Keesokan harinya, cuaca
pagi begitu cerah. Matahari sudah muncul di ufuk timur. Burung-burung berkicau
riang menyambut pagi yang indah. Putri terbangun mendengar kicauan burung. Di
pandanginya Chandra dan Tonny yang masih tertidur.
Perlahan-lahan, dia
keluar dari pondok dan melihat-lihat keadaan sekitarnya. Namun, pagi nan indah
itu berubah menjadi ribut. Putri heran, dia segera membangunkan kedua
sahabatnya. Apa yang terjadi pagi ini? Ternyata segerombolan katak raksasa
sedang berjalan di hutan itu. Mereka bertiga kaget melihat katak yang sangat
besar itu.
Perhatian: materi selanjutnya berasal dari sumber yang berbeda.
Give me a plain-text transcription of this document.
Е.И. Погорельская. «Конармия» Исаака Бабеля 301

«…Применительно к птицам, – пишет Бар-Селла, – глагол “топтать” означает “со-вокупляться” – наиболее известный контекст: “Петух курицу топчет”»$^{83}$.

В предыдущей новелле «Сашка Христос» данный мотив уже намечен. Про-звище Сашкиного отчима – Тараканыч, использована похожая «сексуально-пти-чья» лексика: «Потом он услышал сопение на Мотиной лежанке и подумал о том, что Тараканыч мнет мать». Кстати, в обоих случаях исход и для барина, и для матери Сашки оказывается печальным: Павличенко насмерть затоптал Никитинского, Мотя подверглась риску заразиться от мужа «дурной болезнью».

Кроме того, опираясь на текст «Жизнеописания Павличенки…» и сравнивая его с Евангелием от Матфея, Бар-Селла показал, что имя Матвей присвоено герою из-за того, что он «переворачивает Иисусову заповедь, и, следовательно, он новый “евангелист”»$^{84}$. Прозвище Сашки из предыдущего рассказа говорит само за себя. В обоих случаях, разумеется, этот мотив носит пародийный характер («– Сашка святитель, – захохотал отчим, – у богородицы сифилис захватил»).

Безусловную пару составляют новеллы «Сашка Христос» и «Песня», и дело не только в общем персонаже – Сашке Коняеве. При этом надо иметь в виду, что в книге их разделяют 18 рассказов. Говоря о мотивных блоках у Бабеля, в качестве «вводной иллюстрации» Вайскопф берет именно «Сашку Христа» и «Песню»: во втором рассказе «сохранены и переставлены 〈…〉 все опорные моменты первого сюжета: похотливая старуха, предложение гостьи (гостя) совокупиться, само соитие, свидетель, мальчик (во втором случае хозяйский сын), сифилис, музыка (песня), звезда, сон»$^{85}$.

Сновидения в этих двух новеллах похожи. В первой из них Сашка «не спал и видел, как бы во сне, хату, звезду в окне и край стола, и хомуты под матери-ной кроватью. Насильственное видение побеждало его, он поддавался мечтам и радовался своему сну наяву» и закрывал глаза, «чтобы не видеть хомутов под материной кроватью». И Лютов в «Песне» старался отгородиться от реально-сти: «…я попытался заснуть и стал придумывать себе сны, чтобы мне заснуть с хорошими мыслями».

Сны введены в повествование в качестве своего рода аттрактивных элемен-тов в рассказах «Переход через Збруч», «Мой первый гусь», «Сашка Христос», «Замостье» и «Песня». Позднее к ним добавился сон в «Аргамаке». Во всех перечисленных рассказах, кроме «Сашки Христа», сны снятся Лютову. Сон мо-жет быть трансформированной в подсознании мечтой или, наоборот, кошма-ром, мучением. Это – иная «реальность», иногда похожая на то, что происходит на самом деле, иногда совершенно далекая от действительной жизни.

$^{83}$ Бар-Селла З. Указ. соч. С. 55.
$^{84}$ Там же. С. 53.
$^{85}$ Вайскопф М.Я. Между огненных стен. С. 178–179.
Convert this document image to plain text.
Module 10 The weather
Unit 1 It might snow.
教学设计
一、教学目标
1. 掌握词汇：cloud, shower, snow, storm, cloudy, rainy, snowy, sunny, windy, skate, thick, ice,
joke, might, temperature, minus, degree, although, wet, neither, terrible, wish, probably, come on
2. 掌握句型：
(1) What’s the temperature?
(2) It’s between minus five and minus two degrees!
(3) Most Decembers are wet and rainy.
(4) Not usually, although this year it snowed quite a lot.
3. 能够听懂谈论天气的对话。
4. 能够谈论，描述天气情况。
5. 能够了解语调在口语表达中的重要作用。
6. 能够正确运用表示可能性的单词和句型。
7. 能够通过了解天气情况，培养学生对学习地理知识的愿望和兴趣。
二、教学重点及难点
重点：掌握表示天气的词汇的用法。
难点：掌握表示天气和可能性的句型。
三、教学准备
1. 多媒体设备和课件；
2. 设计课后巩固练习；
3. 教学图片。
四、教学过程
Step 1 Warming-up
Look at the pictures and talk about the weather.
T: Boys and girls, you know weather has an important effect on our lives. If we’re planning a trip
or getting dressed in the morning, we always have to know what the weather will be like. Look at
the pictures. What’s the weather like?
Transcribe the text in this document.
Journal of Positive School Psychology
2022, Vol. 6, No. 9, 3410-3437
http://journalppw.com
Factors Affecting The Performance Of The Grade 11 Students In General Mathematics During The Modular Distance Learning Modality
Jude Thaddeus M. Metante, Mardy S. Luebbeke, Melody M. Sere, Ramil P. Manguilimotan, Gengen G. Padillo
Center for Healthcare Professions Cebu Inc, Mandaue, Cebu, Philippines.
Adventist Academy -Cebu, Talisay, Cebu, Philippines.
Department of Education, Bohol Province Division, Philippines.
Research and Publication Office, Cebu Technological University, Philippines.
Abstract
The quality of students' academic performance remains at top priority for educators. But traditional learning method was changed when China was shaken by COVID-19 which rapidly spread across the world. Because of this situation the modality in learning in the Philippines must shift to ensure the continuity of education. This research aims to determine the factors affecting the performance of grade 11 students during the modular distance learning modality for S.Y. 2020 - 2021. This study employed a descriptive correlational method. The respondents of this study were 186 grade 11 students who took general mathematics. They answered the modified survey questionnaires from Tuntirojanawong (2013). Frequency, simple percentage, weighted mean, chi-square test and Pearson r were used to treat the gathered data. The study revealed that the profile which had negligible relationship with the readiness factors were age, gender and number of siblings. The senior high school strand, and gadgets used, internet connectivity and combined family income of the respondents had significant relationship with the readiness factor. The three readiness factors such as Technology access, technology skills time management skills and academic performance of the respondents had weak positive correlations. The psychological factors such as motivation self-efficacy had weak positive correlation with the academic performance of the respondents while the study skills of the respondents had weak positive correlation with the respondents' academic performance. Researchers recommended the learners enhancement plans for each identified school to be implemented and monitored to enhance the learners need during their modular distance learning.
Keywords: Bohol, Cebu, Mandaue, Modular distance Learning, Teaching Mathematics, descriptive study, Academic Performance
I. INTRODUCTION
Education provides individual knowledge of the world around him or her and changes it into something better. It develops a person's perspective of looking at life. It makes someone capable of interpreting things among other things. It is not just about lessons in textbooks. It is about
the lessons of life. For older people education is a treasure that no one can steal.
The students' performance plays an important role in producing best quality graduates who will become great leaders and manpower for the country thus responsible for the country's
Tanpa pikir-pikir lagi, mereka langsung berlari untuk menyelamatkan
diri.
Gerombolan katak
menjadi curiga. Mereka lalu mengejar ketiga anak itu.
“Wah, gawat. Mereka
mengejar kita”, kata Tonny dengan rasa yang sangat takut. Mereka terus berlari
tanpa menyadari bahaya yang ada di hadapan mereka. Ketika gerombola katak sudah
semakin mendekat, mereka semakin mempercepat langkahnya. Dan ternyata di
hadapan mereka ada jurang. Jurang itu tidak terlalu terjal. Karena didorong
oleh rasa takut amat sangat, mereka terjatuh ke dalam jurang dan tidak sadarkan
diri.
Chandra tersadar dari
pingsannya setelah tubuhnya merasakan lantai bambu yang agak dingin.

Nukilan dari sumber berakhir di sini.